Kımızın İskit, Hun ve Gök Türklerden başka Türk topluluklarında da içki olarak kullanıldığı bilinmektedir. Kımız, Özbekler, Yakutlar, Buryatlar, Moğollar tarafından kullanılmıştır. Avrasya bozkır kuşağında geniş saha­larda konar-göçerler tarafından kımız içilmesi yaygınlık kazanmıştır. Özel­likle kısrakların çok süt verdikleri yaz mevsiminde kımız çok içilmiştir (Bleichsteiner 1952: 184, 187-188, 193, 197, 200). Aynı gelenek bozkır coğrafyasında günümüzde devam etmek­tedir. Kazaklar, Kırgızlar, Hakaslar, Tuvalılar, Yakutlar tarafından kımız içilmektedir. Türk kültür çevresine yakın olan Moğollarda da kımız içme geleneği mevcuttur.

Kımız Yapımı

Kımızın yapımı ile ilgili eski kay­naklarda bilgiler bulunmaktadır. Çin kaynaklarında bu hususta kayıtlar mevcuttur. Burada kısrak sütlerinin leğenlere sağıldığı ve ekşi bir içki ile mayalandığı belirtilmektedir. Leğen yerine deriden torbalar bulundurul­duğu da ifade edilmektedir. Bunun “at sütü” veya “at lo’su”, yani gerçek kımız olduğu anlaşılmaktadır. Lo’nun ilkbaharda bitkilerin yetiştiği zaman içilmesine dikakt çekilmektedir (Eberhard 1940: 286).

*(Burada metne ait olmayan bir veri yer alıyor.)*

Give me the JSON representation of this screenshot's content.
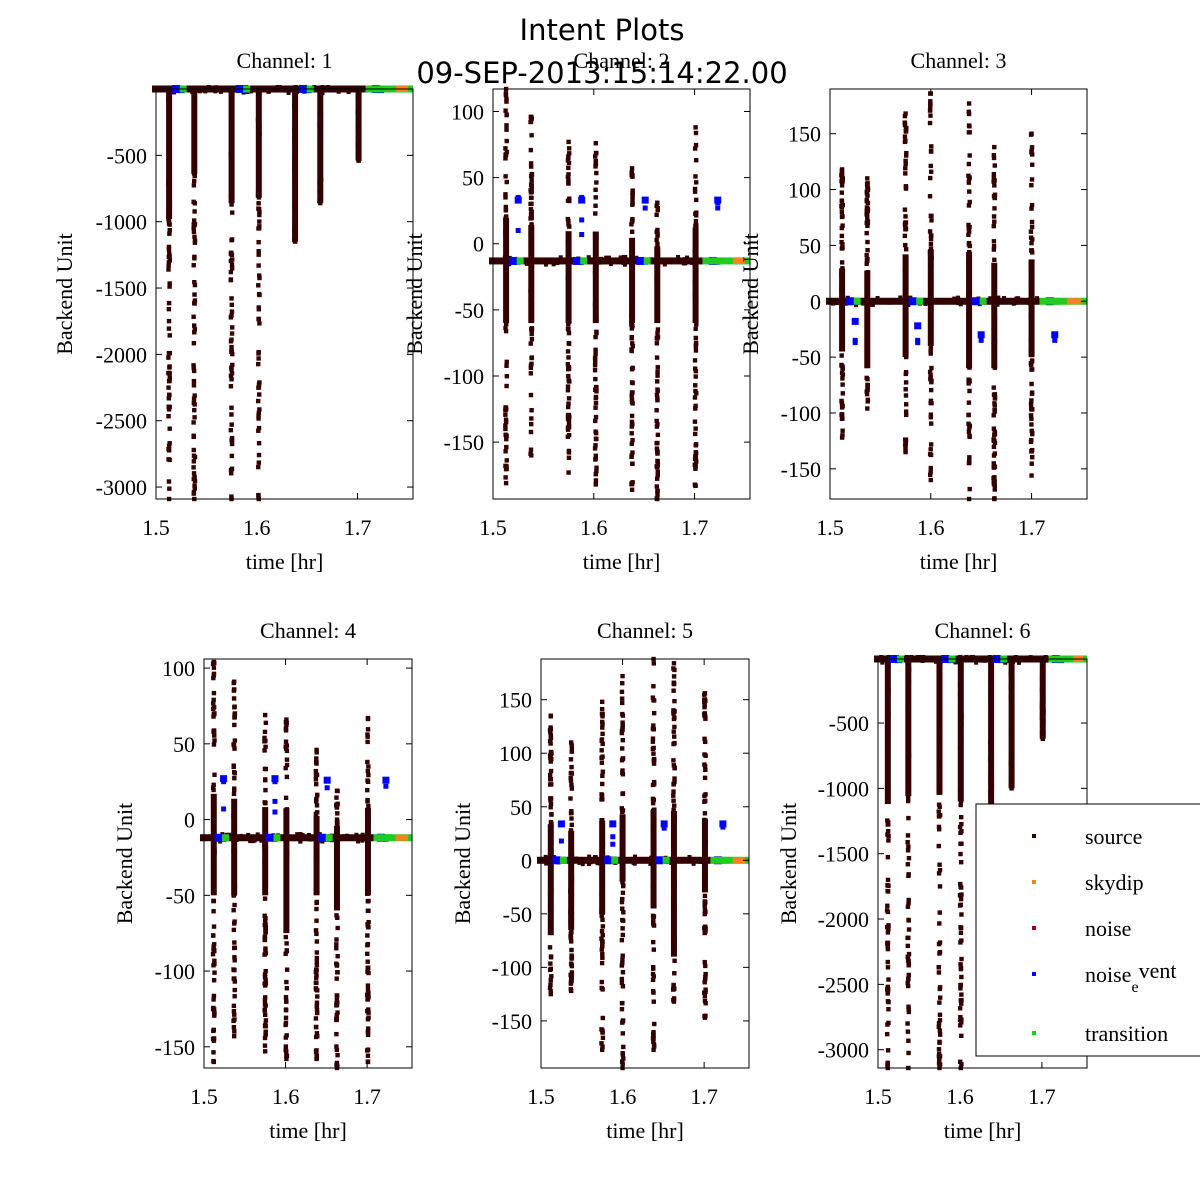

Grek kaynaklarında da kımızın sağılması ve yapılması üzerine kayıt bulunmaktadır. Herodotos, İskitlerde kımız üretimiyle ilgili şu bilgiyi vermektedir: “İskitler içkileri olan sütü elde etmek amacıyla bütün bu işi yaptıracakları kişilerin gözlerini oyarlar. Kısrak sağan bu kişiler flüte çok benzeyen bir çeşit kemik boru alır­lar; bunu kısrağın döl yatağına sokar ve ağızlarıyla üflerler; onlar üflerken, öbürleri de sağarlar. Onlara göre hava kısrağın damarlarını açar, sütün me­melerine inmesini sağlar. Sağılan süt tahta fıçılara boşaltılır; çevresine kör­ler dizilir ve sütü döverler; üstte kala­nı ayırıp alırlar. İskitlerin gözünde en iyi süt budur. Altta kalanını düşük ka­lite sayarlar” (Herodotos, IV, 2).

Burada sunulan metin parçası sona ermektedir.